The sanctions arose when defense attorney Jim Martin accused Circuit Attorney Kim Gardner last week of not providing the defense with a two hour videotaped interview with the Missouri governor’s former mistress in January. Greitens’ lawyers said they were told the interview, conducted by Tisaby, was lost because the video recorder “malfunctioned.”

Martin said the supposedly broken videotape of the alleged victim’s deposition “magically appeared” at 6 p.m. Wednesday, just one hour after the Missouri Special Investigative Committee on Oversight released a scathing report on the governor.

In addition to the videotape being presented to the defense, Martin argued that Tisaby lied under oath when he said he did not take notes during the interview with the former mistress of Greitens in a March 19 deposition at Carnahan Courthouse.

The defense showed a picture of the investigator in court, sitting next to Gardner, taking notes. The defense team alleged Gardner did not disclose that information to them, accused Tisaby of perjury and asked for sanctions against Gardner.

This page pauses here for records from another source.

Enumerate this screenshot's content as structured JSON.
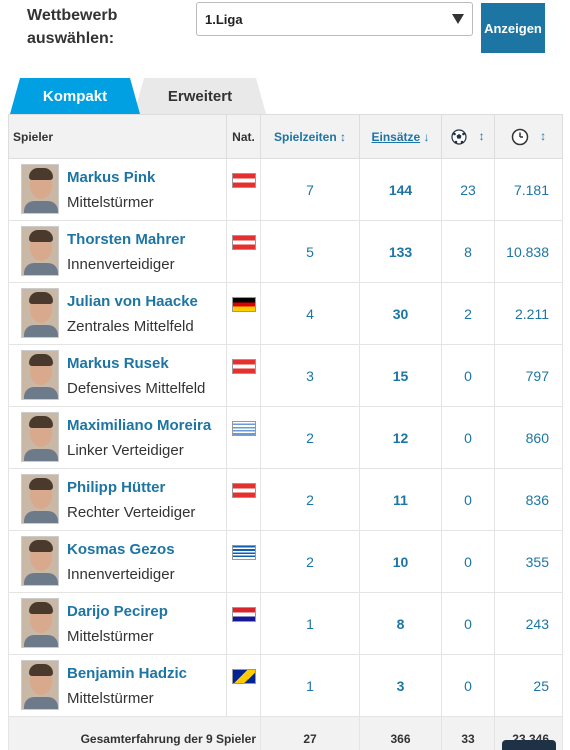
{
  "filter": {
    "label": "Wettbewerb auswählen:",
    "selected": "1.Liga",
    "button": "Anzeigen"
  },
  "tabs": [
    {
      "label": "Kompakt",
      "active": true
    },
    {
      "label": "Erweitert",
      "active": false
    }
  ],
  "table": {
    "headers": {
      "player": "Spieler",
      "nat": "Nat.",
      "seasons": "Spielzeiten",
      "apps": "Einsätze",
      "sort_arrow": "↕",
      "sort_desc": "↓",
      "goals_icon": "football-icon",
      "minutes_icon": "clock-icon"
    },
    "rows": [
      {
        "name": "Markus Pink",
        "position": "Mittelstürmer",
        "nat": "Austria",
        "seasons": "7",
        "apps": "144",
        "goals": "23",
        "minutes": "7.181"
      },
      {
        "name": "Thorsten Mahrer",
        "position": "Innenverteidiger",
        "nat": "Austria",
        "seasons": "5",
        "apps": "133",
        "goals": "8",
        "minutes": "10.838"
      },
      {
        "name": "Julian von Haacke",
        "position": "Zentrales Mittelfeld",
        "nat": "Germany",
        "seasons": "4",
        "apps": "30",
        "goals": "2",
        "minutes": "2.211"
      },
      {
        "name": "Markus Rusek",
        "position": "Defensives Mittelfeld",
        "nat": "Austria",
        "seasons": "3",
        "apps": "15",
        "goals": "0",
        "minutes": "797"
      },
      {
        "name": "Maximiliano Moreira",
        "position": "Linker Verteidiger",
        "nat": "Uruguay",
        "seasons": "2",
        "apps": "12",
        "goals": "0",
        "minutes": "860"
      },
      {
        "name": "Philipp Hütter",
        "position": "Rechter Verteidiger",
        "nat": "Austria",
        "seasons": "2",
        "apps": "11",
        "goals": "0",
        "minutes": "836"
      },
      {
        "name": "Kosmas Gezos",
        "position": "Innenverteidiger",
        "nat": "Greece",
        "seasons": "2",
        "apps": "10",
        "goals": "0",
        "minutes": "355"
      },
      {
        "name": "Darijo Pecirep",
        "position": "Mittelstürmer",
        "nat": "Croatia",
        "seasons": "1",
        "apps": "8",
        "goals": "0",
        "minutes": "243"
      },
      {
        "name": "Benjamin Hadzic",
        "position": "Mittelstürmer",
        "nat": "Bosnia-Herzegovina",
        "seasons": "1",
        "apps": "3",
        "goals": "0",
        "minutes": "25"
      }
    ],
    "footer": {
      "label": "Gesamterfahrung der 9 Spieler",
      "seasons": "27",
      "apps": "366",
      "goals": "33",
      "minutes": "23.346"
    }
  },
  "colors": {
    "link": "#1d75a3",
    "tab_active": "#00a0e3",
    "button": "#1d75a3"
  }
}
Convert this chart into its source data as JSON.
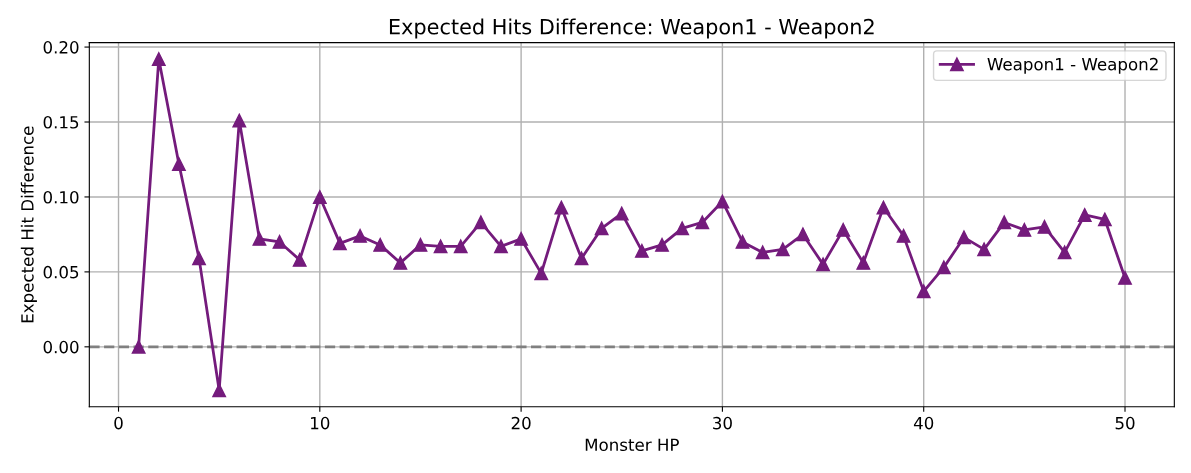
{
  "chart_data": {
    "type": "line",
    "title": "Expected Hits Difference: Weapon1 - Weapon2",
    "xlabel": "Monster HP",
    "ylabel": "Expected Hit Difference",
    "x": [
      1,
      2,
      3,
      4,
      5,
      6,
      7,
      8,
      9,
      10,
      11,
      12,
      13,
      14,
      15,
      16,
      17,
      18,
      19,
      20,
      21,
      22,
      23,
      24,
      25,
      26,
      27,
      28,
      29,
      30,
      31,
      32,
      33,
      34,
      35,
      36,
      37,
      38,
      39,
      40,
      41,
      42,
      43,
      44,
      45,
      46,
      47,
      48,
      49,
      50
    ],
    "series": [
      {
        "name": "Weapon1 - Weapon2",
        "color": "#741b7c",
        "values": [
          0.0,
          0.192,
          0.122,
          0.059,
          -0.029,
          0.151,
          0.072,
          0.07,
          0.058,
          0.1,
          0.069,
          0.074,
          0.068,
          0.056,
          0.068,
          0.067,
          0.067,
          0.083,
          0.067,
          0.072,
          0.049,
          0.093,
          0.059,
          0.079,
          0.089,
          0.064,
          0.068,
          0.079,
          0.083,
          0.097,
          0.07,
          0.063,
          0.065,
          0.075,
          0.055,
          0.078,
          0.056,
          0.093,
          0.074,
          0.037,
          0.053,
          0.073,
          0.065,
          0.083,
          0.078,
          0.08,
          0.063,
          0.088,
          0.085,
          0.046
        ]
      }
    ],
    "xlim": [
      -1.45,
      52.45
    ],
    "xticks": [
      0,
      10,
      20,
      30,
      40,
      50
    ],
    "ylim": [
      -0.04,
      0.203
    ],
    "yticks": [
      {
        "value": 0,
        "label": "0.00"
      },
      {
        "value": 0.05,
        "label": "0.05"
      },
      {
        "value": 0.1,
        "label": "0.10"
      },
      {
        "value": 0.15,
        "label": "0.15"
      },
      {
        "value": 0.2,
        "label": "0.20"
      }
    ],
    "ref_lines": [
      {
        "axis": "y",
        "value": 0,
        "color": "#808080",
        "line_style": "dashed"
      }
    ],
    "grid": true,
    "legend": "top right",
    "marker": "triangle",
    "line_style": "solid"
  }
}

Greitens is accused of allegedly taking a picture of a bound and partially nude woman with whom he was having an affair with at the time and threatened to blackmail her if she made the affair public.

House Report

Gov. Greitens

Last week, a report was released by the House Special Investigate Committee on Oversight, detailed the alleged conduct by Greitens with a woman who testified under oath that Greitens subjected her to non-consensual sexual activity and violence.

The report detailed the victim’s testimony that Greitens slapped her and called her a whore during one particular encounter. The report also detailed instances of slapping, shoving, and grabbing. On more than one occasion the woman was reduced to tears.

The committee was on a fact-finding mission regarding Greitens’ affair with his St. Louis-based hairdresser and a tape made available to KMOV regarding an incident where he allegedly takes a picture of her without her consent and uses it to ensure her silence.

He has denied the blackmail, has not confirmed or denied a picture, and called the investigation a “witch hunt” into a consensual relationship.

Just an hour before the report was released Greitens pushback against the findings calling them “lies.”

The report, which focuses on the unnamed woman’s recounting of events, pulls into question just how consensual the relationship was and other claims that have been made in recent weeks. Greitens declined to testify and did not respond to any of the committee’s request for documents and sworn answers to written interrogatories.

The House Special Investigative Committee on Oversight was formed by Speaker Todd Richardson on February 27, 2018, following the grand jury indictment of Greitens on a felony invasion-of-privacy charge in St. Louis.